Immediately, hundreds and then thousands of East Berliners flooded to the Brandenburg Gate and other crossings (most of whom heard the news on West German TV and radio), demanding to be let through. Because they could get no one on the phone willing to make a decision or tell them what was going on, since they were unaware of what had been announced, the handful of border guards were left with the final choice: Open the gates; or open fire.
They chose the former of course and the Wall was gone immediately. So much for the plan of taking a slow, measured, pace to progress. Families long separated were reunited and the country and a world rejoiced.
However, it has not been smooth sailing for Berliners or East Germany as a whole. East Germans often feel they were more or less taken over by the west rather than merged with – and almost 25 years later, they are still have-nots in their own country according to many we encountered. The Berlin economy is still weak compared to the rest of the country, leading Berlin’s mayor Klaus Wowereit to have coined a motto that the German capital is “poor, but sexy.” There are T-shirts, even.
“The CRTC and the industry as a whole really is not in charge of the speed at which change is happening or will happen in media, despite the fact it still looks like they are. Consumers, with the help of Silicon Valley, are in control.”
Now, of course I am NOT equating the Canadian TV business or our regulatory regime to East Germany, but a parallel stands out. As our own Berlin Wall of regulation is under attack from a riot of global internet content going around, under and through the rules we’ve constructed, can our figurative wall be taken down slowly, in a managed way? Or will it simply be obliterated at the hands of technology and the demands of Canadians who don’t want to be held back from accessing whatever content they want, whenever they want using whatever they want?
The CRTC and the industry as a whole really is not in charge of the speed at which change is happening or will happen in media, despite the fact it still looks like they are.

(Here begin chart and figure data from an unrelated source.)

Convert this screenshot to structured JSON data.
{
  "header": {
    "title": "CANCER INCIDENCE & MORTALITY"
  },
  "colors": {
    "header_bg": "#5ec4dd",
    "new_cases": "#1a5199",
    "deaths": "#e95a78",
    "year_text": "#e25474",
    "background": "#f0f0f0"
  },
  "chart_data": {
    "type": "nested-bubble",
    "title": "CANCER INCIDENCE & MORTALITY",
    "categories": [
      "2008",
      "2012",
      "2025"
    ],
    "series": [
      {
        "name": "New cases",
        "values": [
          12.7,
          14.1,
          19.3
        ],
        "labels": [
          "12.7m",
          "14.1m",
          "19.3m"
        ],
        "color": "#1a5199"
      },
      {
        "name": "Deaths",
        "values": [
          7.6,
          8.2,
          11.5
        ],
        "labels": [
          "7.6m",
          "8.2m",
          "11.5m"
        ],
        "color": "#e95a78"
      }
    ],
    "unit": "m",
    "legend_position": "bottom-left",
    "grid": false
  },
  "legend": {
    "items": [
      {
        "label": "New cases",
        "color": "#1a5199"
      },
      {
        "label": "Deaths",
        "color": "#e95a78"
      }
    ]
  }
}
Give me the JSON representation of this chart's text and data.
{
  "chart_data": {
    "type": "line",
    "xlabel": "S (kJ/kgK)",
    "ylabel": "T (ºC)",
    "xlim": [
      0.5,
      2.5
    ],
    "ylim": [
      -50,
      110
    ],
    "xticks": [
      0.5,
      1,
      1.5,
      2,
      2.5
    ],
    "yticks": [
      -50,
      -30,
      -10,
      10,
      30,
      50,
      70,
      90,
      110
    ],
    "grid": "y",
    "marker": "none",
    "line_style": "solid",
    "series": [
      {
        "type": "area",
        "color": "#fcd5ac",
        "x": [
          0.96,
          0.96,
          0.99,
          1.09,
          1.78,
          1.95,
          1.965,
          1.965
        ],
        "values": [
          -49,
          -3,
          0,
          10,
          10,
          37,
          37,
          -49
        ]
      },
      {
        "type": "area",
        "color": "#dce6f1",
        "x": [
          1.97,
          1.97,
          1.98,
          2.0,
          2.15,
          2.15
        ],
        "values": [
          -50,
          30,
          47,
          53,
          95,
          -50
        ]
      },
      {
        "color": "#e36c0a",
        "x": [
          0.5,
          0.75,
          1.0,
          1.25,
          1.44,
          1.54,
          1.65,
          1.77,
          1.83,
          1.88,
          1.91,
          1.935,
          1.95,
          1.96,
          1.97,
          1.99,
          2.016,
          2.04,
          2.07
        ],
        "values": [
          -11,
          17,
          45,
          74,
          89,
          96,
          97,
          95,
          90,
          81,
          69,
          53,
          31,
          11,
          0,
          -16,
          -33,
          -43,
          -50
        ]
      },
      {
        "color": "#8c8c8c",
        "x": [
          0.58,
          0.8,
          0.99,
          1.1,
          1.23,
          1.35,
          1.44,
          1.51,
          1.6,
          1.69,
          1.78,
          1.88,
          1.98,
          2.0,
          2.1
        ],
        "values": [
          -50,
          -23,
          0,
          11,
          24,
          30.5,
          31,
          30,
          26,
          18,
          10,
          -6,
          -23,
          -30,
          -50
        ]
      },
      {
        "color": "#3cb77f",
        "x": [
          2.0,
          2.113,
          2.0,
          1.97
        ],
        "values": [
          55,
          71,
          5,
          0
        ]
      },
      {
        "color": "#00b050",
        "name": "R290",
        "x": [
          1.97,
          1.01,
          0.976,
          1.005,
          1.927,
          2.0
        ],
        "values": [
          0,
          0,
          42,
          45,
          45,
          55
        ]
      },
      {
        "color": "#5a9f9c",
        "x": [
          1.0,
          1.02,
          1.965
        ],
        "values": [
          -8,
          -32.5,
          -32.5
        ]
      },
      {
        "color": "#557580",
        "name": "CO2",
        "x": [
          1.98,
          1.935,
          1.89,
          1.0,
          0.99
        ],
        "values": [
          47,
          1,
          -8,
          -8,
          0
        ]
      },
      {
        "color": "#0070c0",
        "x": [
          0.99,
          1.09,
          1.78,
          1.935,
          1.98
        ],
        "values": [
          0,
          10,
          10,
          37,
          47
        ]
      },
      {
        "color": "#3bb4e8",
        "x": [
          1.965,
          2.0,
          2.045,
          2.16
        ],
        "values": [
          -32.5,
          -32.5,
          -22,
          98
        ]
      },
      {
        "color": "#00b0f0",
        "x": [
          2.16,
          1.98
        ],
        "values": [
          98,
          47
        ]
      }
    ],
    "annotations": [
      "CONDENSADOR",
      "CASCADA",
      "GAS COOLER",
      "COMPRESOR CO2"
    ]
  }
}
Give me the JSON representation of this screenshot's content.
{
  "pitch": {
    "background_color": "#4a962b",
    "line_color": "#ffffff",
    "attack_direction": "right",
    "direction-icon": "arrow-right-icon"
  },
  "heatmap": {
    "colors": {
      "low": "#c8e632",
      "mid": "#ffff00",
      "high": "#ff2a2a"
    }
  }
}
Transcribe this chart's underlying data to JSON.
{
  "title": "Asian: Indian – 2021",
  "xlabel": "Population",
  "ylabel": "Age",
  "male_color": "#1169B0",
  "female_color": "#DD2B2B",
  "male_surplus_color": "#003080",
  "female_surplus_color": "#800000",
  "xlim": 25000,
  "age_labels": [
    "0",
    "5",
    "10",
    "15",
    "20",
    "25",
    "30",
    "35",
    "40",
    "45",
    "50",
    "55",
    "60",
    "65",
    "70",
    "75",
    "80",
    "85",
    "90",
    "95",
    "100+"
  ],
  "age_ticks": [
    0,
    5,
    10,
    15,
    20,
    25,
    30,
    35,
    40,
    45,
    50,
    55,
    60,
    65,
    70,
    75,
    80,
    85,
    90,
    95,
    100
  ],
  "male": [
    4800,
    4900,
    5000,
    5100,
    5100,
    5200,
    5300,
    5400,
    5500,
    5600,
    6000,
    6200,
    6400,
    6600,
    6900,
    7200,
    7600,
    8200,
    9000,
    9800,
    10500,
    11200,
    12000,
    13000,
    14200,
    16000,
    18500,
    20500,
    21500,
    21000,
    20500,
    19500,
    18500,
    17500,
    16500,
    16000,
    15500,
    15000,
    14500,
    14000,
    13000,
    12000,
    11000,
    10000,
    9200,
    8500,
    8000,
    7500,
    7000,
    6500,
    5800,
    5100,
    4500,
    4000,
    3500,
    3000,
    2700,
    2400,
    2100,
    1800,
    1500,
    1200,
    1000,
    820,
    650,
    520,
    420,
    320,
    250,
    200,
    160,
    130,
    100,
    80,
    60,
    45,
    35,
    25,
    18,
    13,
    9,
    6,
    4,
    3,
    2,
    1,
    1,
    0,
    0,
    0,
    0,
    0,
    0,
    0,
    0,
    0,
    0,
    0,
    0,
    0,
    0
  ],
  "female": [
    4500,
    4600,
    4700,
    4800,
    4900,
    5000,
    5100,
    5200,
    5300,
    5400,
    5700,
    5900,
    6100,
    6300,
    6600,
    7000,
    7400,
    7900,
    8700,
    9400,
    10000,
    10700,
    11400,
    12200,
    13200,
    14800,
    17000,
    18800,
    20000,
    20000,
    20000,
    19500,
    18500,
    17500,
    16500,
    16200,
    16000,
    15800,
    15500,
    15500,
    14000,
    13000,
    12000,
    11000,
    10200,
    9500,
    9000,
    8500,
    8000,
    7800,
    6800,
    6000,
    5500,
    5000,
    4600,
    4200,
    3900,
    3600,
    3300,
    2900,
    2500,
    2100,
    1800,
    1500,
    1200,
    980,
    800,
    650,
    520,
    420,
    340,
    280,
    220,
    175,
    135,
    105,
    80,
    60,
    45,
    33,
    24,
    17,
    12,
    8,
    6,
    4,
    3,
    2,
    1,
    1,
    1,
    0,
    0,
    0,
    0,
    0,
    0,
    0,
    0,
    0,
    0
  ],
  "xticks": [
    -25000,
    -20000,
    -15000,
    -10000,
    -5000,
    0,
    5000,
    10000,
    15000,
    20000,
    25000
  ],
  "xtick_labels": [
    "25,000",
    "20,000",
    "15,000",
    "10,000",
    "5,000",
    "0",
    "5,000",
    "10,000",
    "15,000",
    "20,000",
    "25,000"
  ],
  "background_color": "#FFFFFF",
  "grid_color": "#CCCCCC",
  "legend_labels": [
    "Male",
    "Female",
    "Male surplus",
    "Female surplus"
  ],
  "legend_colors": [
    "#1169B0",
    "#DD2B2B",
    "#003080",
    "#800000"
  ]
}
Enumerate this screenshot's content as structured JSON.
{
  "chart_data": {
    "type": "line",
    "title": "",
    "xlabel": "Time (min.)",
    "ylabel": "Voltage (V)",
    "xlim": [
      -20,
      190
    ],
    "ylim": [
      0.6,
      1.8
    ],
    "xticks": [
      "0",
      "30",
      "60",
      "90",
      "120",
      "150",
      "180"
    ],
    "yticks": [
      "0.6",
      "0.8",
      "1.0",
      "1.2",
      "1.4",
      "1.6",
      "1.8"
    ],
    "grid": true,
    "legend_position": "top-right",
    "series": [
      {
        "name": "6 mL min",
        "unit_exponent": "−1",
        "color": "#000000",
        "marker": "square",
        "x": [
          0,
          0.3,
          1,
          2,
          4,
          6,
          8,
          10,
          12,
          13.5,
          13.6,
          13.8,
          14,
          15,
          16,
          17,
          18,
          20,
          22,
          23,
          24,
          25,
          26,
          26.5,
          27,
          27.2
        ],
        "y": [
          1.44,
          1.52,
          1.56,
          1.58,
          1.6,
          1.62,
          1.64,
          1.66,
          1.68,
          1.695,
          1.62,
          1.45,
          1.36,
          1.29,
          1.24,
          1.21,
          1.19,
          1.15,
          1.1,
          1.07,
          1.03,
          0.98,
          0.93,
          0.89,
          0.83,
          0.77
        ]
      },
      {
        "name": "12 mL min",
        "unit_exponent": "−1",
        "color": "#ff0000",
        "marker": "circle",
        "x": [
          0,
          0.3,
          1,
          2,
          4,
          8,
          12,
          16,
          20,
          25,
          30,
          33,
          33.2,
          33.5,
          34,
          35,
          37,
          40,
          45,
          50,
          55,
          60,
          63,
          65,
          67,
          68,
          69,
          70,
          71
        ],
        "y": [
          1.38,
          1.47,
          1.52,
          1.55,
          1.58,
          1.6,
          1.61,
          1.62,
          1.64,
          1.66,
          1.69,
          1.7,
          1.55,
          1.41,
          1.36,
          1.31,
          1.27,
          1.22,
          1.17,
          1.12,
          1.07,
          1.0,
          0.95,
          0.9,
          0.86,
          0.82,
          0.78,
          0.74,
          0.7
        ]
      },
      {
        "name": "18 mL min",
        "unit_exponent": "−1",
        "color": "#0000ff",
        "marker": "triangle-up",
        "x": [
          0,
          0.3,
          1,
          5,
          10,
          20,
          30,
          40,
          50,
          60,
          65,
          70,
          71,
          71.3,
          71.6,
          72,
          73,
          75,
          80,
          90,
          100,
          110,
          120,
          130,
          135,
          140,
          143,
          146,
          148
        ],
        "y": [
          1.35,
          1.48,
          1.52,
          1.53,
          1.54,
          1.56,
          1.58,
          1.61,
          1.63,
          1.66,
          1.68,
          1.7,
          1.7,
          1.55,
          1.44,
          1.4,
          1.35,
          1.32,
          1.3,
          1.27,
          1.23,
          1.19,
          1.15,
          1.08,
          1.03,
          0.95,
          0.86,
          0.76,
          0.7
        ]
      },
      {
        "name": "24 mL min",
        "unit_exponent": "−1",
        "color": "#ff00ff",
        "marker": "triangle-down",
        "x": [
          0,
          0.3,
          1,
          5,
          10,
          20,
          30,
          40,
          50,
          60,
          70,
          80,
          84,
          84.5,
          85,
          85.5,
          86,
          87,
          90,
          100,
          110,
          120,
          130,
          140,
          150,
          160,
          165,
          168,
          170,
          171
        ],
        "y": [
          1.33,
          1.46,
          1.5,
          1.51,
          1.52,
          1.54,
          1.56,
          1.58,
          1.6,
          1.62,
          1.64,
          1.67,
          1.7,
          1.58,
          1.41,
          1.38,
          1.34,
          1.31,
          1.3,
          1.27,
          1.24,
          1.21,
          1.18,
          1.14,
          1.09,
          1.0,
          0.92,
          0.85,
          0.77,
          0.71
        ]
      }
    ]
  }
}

Consumers, with the help of Silicon Valley, are in control. And so if our regs are adapted either in a managed way as hoped, or in a messy, job-killing, company-exploding, business-redefining manner as what happened to the music industry, the key question from this hearing remains; What happens to Canadian content? How will drama, comedies, news, sports, documentaries and other programming made here, for here, get made?
The raison d’etre of our system is ensuring we can not only create great television for Canadians, telling our stories to ourselves as we’re all fond of saying, but that we can also pay for it and maintain the thousands of jobs which are underpinned by our old, weird, wonderful, wonky, maddening and yes, relatively effective system.
But if it breaks down quickly as some fear will happen, will Canadians have to endure the demise of their local TV station, rely on whatever rises to the top on YouTube and other platforms, coupled with the odd killer Canadian hit that can go far internationally like Orphan Black, Murdoch Mysteries and Continuum?
Will Canadians, with whom the CRTC has valiantly tried to include in this process, be satisfied with a television future that is just “poor, but sexy”?